Writing at The Atlantic, teacher Andrew Simmons worries that high schools treat middle- and low-income students differently when conveying the reasons for attending college. In short, Simmons argues that schools encourage upper-income students to see post-secondary learning as a path of intellectual exploration and a gateway for personal meaning, while to poorer students they communicate college as the mechanism for economic security. In other words, for the latter group, the non-empirical objectives (answering big questions, cultivating purpose) are marginalized or ignored. Simmons writes:

The black and Latino kids I teach live in Inglewood and West Adams in Los Angeles. Their parents are house-cleaners, truck drivers, and non-union carpenters. When administrators, counselors, and teachers repeat again and again that a college degree will alleviate economic hardship, they don’t mean to suggest that there is no other point to higher education. Yet by focusing on this one potential benefit, educators risk distracting them from the others, emphasizing the value of the fruits of their academic labor and skipping past the importance of the labor itself. The message is that intellectual curiosity plays second fiddle to financial security.

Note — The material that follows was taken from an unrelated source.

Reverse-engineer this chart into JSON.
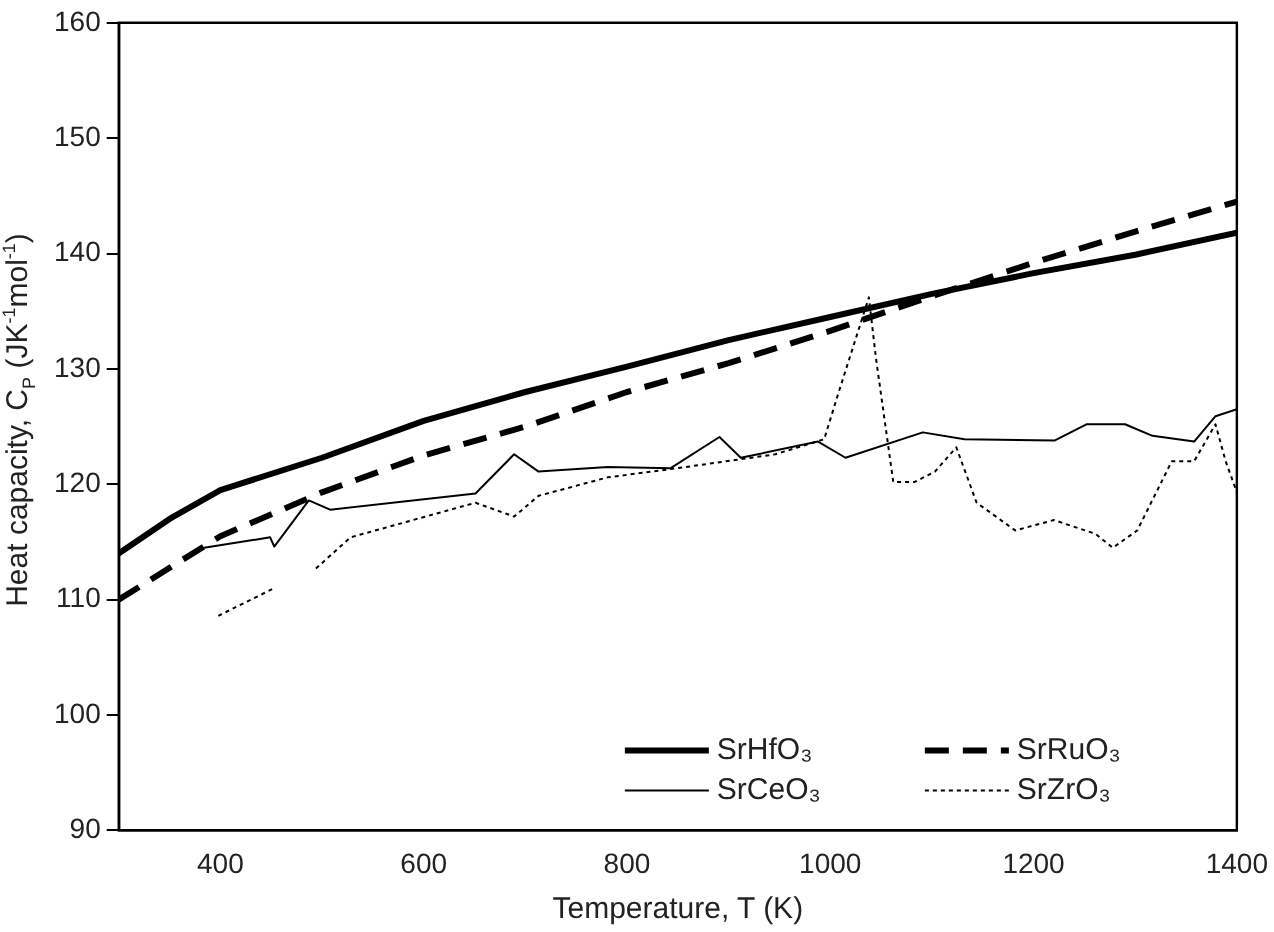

Simmons faults counselors for a "lack of imagination . . . " For example, students "hear that being a doctor is great because doctors can make money, enjoy respect, and have a great life. They don't hear that being a doctor is great because doctors possess the expertise to do great things." Expanding on that concern, Simmons observes: 

The rhetoric echoes the oft-cited work of Jean Anyon, an education researcher who died in September. Studying elementary schools, Anyon looked at how schools can condition kids for positions in life. She saw that schools teaching the children of affluent families prepared those kids to take on leadership roles and nurtured their capacity for confident self-expression and argument. Schools teaching children from low-income families focused on keeping students busy and managing behavior. A middle-class school deemphasized individual expression and in-depth analysis and rewarded the dutiful completion of specified rote tasks. In each case, according to Anyon, a “hidden curriculum” has prepared students for a future role in society. Some students learn to take orders and others learn to chart a course of action and delegate responsibility. School can either perpetuate inequity through social reproduction or have a transformative effect and help students transcend it.

Simmons's fine essay is an argument for respecting the roundedness of the human person; it's a call to see students in their totality, to see them not simply as future employees and taxpayers, but as young men and women who possess philosophical and spiritual needs, needs that must be fulfilled in academic experiences that may not enhance a resume or raise income levels, but which nurture the dignity of the human being.